Audit is just object which define destination for audited data. It itself does not collect any data and is disabled after creation.

Multiple Server Audit objects can be defined with each object being specified and operational independent from one another (that can be useful if retention differs between audited databases).

USE [master]

GO

CREATE SERVER AUDIT [myAudit]

TO FILE

( FILEPATH = N'E:\SQLData'

,MAXSIZE = 10 MB

,MAX_ROLLOVER_FILES = 30

,RESERVE_DISK_SPACE = OFF

)

WITH

( QUEUE_DELAY = 1000

,ON_FAILURE = CONTINUE

)

When the active audit file reaches the maximum size specified, it automatically rolls over to a new file. This process continues up to the maximum number of rollover files specified. When or if the maximum number of rollover files is reached, SQL Server begins deleting an existing audit file for every new one created, starting with the oldest first. Note that if the delete operation fails for whatever reason, the audit silently continues.

After audit object is created you need to enable it but that can be done at any time. Best time to enable is when all remaining audit specifications have been created, for example when definition of DML audit is completed. Once audit is enabled new file (*..sqlaudit) is created in folder used during definition.

ALTER SERVER AUDIT [myAudit]

WITH (STATE=ON)

If Audit is configured to continue after the error then a failure to write the Audit event does not trigger the SQL Server instance to shut down but Audit events are buffered in memory until they can be flushed to the target. If the records fill the memory buffer and cannot be written to the Audit log, the server blocks any new activity that would result in an audit event being written until the buffer space is freed up or the audit is disabled. The size of the memory buffer varies, but it is around 4 MB per audit in the default case, which can accommodate at least 170 audit events (the exact number depends upon the amount of data contained in each event). If the problem is not correct before the operating system returns an error, such as a disk write failure, the Audit session is taken offline with a corresponding error written to the server’s error log; all buffered and new audit events are discarded. Upon correction of the problem, the audit object will need to be restarted in order for auditing to resume. If lost audit records are unacceptable, the audit should be configured to shut down rather than continue upon write failure.

To ensure tight synchronicity between the events captured in the audit log and the activity on the server, SQL Server Audit can be configured to write the audit entries to the log in a synchronous fashion, meaning that transactions are blocked until the event is written to its destination. The tradeoff here is obviously that performance may be affected adversely. In most situations, asynchronous Audit log writing is recommended.
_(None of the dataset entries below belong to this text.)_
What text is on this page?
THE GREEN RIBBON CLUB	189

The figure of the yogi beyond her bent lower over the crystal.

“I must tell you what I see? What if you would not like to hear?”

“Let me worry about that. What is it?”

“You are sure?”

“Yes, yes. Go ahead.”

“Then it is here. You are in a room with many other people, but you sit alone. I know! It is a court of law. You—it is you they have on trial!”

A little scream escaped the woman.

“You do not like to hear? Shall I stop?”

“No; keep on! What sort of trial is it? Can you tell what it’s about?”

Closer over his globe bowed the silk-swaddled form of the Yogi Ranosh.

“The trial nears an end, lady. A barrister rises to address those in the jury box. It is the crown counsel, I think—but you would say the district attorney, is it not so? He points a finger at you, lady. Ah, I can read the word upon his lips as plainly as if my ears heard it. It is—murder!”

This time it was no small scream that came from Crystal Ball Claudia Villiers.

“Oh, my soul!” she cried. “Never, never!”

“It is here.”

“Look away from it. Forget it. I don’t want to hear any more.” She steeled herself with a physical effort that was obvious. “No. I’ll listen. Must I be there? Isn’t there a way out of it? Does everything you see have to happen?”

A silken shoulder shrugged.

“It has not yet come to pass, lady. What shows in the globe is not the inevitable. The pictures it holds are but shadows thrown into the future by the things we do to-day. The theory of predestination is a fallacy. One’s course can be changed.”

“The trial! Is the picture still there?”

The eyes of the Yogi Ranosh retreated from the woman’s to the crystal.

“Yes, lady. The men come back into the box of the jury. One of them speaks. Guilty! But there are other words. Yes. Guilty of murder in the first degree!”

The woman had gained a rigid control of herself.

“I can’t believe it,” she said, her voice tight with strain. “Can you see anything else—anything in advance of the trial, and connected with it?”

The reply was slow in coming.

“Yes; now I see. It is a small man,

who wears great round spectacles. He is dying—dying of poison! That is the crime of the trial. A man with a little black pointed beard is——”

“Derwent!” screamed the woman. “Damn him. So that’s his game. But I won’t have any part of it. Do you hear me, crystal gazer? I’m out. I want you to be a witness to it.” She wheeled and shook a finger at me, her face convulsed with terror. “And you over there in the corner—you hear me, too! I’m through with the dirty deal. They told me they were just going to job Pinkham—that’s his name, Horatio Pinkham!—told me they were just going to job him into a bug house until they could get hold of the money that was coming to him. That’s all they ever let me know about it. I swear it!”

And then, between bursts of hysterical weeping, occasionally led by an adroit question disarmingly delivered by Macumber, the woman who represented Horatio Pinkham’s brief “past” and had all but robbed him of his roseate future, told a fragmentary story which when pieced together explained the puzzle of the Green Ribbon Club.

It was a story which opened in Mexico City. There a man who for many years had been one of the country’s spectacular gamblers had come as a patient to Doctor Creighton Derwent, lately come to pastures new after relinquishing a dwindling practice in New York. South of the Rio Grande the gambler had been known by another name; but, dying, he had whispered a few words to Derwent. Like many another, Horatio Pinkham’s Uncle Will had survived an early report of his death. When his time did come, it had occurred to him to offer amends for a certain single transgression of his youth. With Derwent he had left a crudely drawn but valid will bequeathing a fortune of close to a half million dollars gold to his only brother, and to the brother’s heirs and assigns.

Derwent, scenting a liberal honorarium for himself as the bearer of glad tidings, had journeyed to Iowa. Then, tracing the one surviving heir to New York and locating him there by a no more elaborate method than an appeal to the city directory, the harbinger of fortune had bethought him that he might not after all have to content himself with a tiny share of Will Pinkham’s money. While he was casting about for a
Based on https://msdn.microsoft.com/en-us/library/dd392015.aspx

DML auditing

  • CREATE AUDIT

  • Use MS SQL Management Studio or TSQL to create database audit specification...

USE [myDatabase]

GO

CREATE DATABASE AUDIT SPECIFICATION [DatabaseAuditSpecification_DML]

FOR SERVER AUDIT [myAudit]

ADD (DELETE ON DATABASE::[myDatabase] BY [public]), --<---- use [public] if you want to audit DELETE of all users

ADD (INSERT ON DATABASE::[myDatabase] BY [public]),

ADD (SELECT ON DATABASE::[myDatabase] BY [public]),

ADD (UPDATE ON DATABASE::[myDatabase] BY [public])

WITH (STATE = OFF) --<---- disabled by default

  • Enable database audit specification (right click and select 'Enable Database Audit Specification')

ALTER DATABASE AUDIT SPECIFICATION [DatabaseAuditSpecification_DML]

WITH (STATE = ON)

  • Make sure that audit object is enabled - see CREATE AUDIT above

Login Auditing

There are three methods for Login Auditing

  1. Using audit

  2. Using server settings

  3. Using SQL trace

Login Auditing (using Audit)

Use following procedure to audit failed and/or successful login attempts

  • CREATE AUDIT (if it does not exist)

  • Use MS SQL Management Studio or TSQL to create database audit specification

USE [master]

GO

CREATE SERVER AUDIT SPECIFICATION [myServerAuditSpecification]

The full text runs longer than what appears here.